The two-way data web

Atom and RSS are evolving into tools for creating loosely coupled databases on Internet scale

Two years ago, I gave the keynote address on the opening day of XML 2003. The next day, Adam Bosworth delivered a weirdly complementary keynote, in which he began to lay out an idea he’s been developing ever since, first at BEA and now at Google. The idea, in a nutshell, is that the truly scalable databases of the future will be more like the Web than like Oracle, DB2, or SQL Server.

In last month’s ACM Queue, Bosworth elaborated on some of the lessons the Web has taught us about simplicity, human accessibility, “sloppily extensible” formats, the social dimension of software, and loose coupling. But he also introduced a key technical point about RSS and Atom, the feed formats powering the blog revolution. These formats represent sets of items. Typically, the items contain Weblog postings, but they can also contain XML fragments that represent anything under the sun. What’s more, items can link to other items or collections. Bosworth argues that this architecture lends itself to aggressive scale-out, decentralized caching, and grassroots schema evolution, all of which tend to elude conventional databases.

There’s no free lunch, of course. When you query this RSS/Atom data web, you should expect more structural precision than full-text search affords, but you shouldn’t plan on fast execution of complex nested queries.

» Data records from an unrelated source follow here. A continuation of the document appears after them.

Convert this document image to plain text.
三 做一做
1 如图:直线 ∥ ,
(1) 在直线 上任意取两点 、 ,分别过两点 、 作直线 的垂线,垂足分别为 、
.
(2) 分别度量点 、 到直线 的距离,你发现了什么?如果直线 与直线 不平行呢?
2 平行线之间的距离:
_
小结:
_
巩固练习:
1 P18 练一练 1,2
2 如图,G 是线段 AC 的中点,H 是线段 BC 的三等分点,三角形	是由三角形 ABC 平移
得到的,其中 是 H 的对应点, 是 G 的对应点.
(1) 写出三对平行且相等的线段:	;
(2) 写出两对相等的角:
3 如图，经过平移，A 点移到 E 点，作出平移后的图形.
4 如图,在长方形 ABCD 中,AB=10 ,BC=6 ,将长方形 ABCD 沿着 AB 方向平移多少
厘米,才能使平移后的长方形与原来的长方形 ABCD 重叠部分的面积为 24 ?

We’ve yet to colonize the middle ground between these extremes, and I don’t think anyone really knows what the sweet spot will turn out to be. I’ve gotten plenty of mileage out of XPath and XQuery, and my dream is that these XML-oriented query disciplines can be federated at large scale. But first things first: We need to create the data web. And recently, two leading figures have dropped major hints about how that’s going to happen.

The first was Bill Gates, who, in a September interview, told me, “the RSS data web is a natural development coming out of the acceptance of XML ... and we’ve got some ideas internally ... about making RSS work two-way.”

Historically, RSS has been a read-mostly affair. There are APIs through which blogging tools can inject content into publishing systems, which then reflect it back out as XML feeds. But while the blogosphere has at last realized the vision of a two-way Web, RSS as a data transport remains largely asymmetric. Microsoft evidently wants to change that.

The second and much more explicit hint appeared a month later in Adam Bosworth’s ACM Queue article. Atom is both a feed format and a publishing protocol. The latter, Bosworth noted, is “a simple HTTP-based way to INSERT, DELETE, and REPLACE” entries within a feed.

Microsoft developer/blogger Dare Obasanjo responded with a question. “Perhaps,” he asked, “this Atom store, accessible via Atom feeds and the Atom API, is [the rumored] Google Base?” I’d say that’s a good guess.

We’ll surely see more squabbling within the already fragmented world of lightweight XML syndication. But while the RSS feed format won the first round, and I suspect the Atom API will win the next one, don’t take your eye off the ball. This game isn’t about formats and APIs; it’s about the emergence of a data web made of loosely coupled sets of XML fragments that people and processes can easily read and write. Bring it on!